Optionally, cartridges can be supplied with plungers pre-inserted and bottomed out against the closed end of the cartridge. In this fashion filling of the cartridges is performed from the closed end of the cartridge, and as material enters the cartridge body, the pre-inserted plunger is displaced and moved out toward the direction of the open end of the cartridge. This approach has its limitations, as it requires that the closed end be resealed after filling, and the cartridge construction and design allow for the plunger to move in both directions.

Various systems and methods have been designed to meet the range of market needs for automation, with a family of solutions focusing on high viscosity materials, while another focus has been low viscosity materials (a.k.a. self-leveling materials). The high yield stress of thixotropic formulations, allows for development of dispensing automation on a horizontal platform given their resistance to spillage over time intervals associated with indexing cartridges between the point of dispense/fill and plunger insertion. Although appropriate for high viscosity formulations, horizontal filling and processing is inappropriate for self-leveling formulations given their tendency to pour out of the cartridge when tilted beyond a critical angle.
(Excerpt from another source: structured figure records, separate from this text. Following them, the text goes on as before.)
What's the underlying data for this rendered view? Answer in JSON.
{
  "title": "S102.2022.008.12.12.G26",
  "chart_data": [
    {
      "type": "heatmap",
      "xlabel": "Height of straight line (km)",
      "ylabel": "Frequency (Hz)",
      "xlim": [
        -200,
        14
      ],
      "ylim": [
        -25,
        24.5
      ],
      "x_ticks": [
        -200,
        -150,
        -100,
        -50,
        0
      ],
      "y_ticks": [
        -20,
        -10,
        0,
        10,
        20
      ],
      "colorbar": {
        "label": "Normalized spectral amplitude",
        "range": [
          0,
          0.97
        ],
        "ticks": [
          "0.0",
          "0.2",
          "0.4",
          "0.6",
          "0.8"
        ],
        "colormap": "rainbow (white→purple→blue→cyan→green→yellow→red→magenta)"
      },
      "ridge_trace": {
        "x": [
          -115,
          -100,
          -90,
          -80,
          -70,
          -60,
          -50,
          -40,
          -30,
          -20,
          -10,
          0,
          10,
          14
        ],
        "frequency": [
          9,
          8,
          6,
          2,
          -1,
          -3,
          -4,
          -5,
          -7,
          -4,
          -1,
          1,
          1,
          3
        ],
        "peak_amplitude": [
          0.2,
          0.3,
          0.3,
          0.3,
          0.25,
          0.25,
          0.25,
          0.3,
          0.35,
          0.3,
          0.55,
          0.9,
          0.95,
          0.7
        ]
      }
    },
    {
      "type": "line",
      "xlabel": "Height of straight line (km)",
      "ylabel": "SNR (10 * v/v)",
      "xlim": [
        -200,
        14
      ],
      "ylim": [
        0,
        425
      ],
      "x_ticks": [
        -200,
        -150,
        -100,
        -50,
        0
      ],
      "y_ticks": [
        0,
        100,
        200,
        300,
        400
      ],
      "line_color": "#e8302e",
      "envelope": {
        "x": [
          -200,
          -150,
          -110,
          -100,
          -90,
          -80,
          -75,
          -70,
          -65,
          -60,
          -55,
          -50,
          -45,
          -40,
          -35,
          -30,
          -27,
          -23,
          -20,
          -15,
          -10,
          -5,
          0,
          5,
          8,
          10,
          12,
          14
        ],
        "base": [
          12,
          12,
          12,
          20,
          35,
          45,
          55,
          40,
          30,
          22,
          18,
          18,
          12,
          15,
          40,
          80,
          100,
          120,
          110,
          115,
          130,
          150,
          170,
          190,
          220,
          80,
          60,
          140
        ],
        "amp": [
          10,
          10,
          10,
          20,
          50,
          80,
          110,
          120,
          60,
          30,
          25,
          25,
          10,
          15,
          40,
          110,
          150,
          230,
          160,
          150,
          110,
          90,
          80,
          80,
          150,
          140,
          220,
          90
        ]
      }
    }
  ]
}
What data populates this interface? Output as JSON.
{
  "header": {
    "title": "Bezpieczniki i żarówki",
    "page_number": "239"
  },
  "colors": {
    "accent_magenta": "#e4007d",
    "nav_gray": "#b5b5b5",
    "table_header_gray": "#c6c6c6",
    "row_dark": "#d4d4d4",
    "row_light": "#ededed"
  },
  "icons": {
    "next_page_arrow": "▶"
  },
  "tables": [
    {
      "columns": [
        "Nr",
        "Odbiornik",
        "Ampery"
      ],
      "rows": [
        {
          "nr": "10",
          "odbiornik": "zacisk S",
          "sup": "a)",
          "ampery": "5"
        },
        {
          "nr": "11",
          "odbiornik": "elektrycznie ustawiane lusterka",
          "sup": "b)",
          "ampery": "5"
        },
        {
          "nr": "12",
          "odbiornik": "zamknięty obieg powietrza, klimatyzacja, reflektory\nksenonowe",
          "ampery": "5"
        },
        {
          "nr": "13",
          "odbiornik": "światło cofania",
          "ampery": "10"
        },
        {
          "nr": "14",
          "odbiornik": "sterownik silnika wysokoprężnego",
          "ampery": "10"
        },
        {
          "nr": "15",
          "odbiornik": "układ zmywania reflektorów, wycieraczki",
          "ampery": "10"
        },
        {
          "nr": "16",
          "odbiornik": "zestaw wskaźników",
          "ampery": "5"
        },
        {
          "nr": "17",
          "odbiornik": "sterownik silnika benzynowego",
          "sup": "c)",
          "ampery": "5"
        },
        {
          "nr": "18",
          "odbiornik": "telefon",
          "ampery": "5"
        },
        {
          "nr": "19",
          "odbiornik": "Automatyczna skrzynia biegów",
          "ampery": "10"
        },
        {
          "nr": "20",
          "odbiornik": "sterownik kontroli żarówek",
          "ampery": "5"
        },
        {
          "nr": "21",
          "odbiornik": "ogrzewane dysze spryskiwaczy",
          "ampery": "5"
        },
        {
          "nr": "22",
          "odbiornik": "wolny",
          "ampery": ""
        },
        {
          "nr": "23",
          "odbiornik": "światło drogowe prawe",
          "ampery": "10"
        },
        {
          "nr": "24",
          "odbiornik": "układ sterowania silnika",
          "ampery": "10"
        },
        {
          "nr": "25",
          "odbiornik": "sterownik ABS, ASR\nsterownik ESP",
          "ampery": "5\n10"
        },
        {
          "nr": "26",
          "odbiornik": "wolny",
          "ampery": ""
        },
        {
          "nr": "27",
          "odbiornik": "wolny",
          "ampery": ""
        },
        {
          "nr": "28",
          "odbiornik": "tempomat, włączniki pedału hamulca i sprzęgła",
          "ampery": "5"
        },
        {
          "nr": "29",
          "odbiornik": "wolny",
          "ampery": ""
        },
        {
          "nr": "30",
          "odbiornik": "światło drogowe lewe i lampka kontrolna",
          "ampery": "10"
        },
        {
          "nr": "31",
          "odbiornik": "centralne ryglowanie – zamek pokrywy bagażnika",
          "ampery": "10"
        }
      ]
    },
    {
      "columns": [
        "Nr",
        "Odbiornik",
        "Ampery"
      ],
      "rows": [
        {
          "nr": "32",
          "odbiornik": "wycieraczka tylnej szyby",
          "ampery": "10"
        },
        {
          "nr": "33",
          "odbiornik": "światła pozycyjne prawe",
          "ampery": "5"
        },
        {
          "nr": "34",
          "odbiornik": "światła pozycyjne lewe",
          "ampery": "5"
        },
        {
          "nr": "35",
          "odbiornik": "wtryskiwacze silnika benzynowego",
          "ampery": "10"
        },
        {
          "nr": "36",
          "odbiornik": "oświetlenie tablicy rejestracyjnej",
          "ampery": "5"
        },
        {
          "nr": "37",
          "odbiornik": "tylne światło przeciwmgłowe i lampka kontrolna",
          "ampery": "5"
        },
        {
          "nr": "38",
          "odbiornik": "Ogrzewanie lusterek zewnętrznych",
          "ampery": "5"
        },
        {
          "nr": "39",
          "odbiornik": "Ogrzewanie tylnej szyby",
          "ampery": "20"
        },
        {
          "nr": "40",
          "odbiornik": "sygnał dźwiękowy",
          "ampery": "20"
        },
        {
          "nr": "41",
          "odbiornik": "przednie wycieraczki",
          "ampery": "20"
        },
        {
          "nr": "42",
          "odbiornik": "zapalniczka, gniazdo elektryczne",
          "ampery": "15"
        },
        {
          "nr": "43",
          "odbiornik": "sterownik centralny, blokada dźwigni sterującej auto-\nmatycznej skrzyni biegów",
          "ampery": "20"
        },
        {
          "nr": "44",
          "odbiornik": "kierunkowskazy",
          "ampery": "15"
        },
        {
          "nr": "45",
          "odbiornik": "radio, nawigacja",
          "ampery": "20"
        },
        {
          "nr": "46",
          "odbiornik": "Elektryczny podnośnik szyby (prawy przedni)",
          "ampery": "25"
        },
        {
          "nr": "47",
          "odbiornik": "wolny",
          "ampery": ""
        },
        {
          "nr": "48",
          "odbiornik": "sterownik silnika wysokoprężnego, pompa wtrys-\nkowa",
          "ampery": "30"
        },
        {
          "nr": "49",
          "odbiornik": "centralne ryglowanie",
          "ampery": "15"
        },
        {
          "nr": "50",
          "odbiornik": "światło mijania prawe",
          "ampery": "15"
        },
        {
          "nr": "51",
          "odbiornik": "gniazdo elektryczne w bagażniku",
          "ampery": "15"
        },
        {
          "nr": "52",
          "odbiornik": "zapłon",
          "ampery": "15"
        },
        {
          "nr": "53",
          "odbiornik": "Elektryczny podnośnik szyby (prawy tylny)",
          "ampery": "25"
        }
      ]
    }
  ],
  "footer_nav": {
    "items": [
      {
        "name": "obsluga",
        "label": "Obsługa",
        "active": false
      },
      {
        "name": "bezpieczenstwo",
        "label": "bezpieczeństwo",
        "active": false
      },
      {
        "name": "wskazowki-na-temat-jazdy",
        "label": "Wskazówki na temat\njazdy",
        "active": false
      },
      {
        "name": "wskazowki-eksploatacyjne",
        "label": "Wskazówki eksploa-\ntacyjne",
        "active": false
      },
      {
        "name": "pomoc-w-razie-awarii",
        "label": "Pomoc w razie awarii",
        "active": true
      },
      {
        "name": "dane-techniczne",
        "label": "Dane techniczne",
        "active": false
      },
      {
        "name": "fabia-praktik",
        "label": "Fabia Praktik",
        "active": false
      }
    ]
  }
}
Self-leveling formulations have given rise to the development of vertical filling systems, aptly suited for such materials but as an added benefit can also process high viscosity formulations.

Manufacturing platforms developed to process self-leveling formulations have gravitated towards rotary dial indexing mechanisms equipped with hard tooling (a.k.a. nests) mounted to the rotating dial plate to position the cartridge within the indexing mechanism. The nests are designed to accommodate the physical cartridge dimensions such as outer diameter and overall length, material out of which the cartridge is constructed, and the presence or absence of any cartridge nozzle features. The nests are disposed peripherally around the circumference of the rotary dial plate, and are positioned such that, when the rotary dial plate is indexed through the various stations, the longitudinal axis of each nest is coincident to that of each and every station. The tooling (i.e. nests) is necessary to maintain and assure proper alignment of the cartridge relative to each station through which the cartridge has to be processed. However, the cartridges may be one of a range of lengths and diameters, depending on their intended use. Nests are built to accommodate a specific tube size. In an effort to accommodate a certain level of flexibility towards tolerating a range of cartridges diametrical and length differences, nests are made interchangeable and can be exchanged with ones designed to the specific physical characteristics of each cartridge desired to be processed on one system. This level of flexibility, however, is associated with high tooling fabrication costs and inefficient changeover efficiencies, as nests must be replaced each time a tube of differing diameter or length is to be filled resulting in reduced machine uptime.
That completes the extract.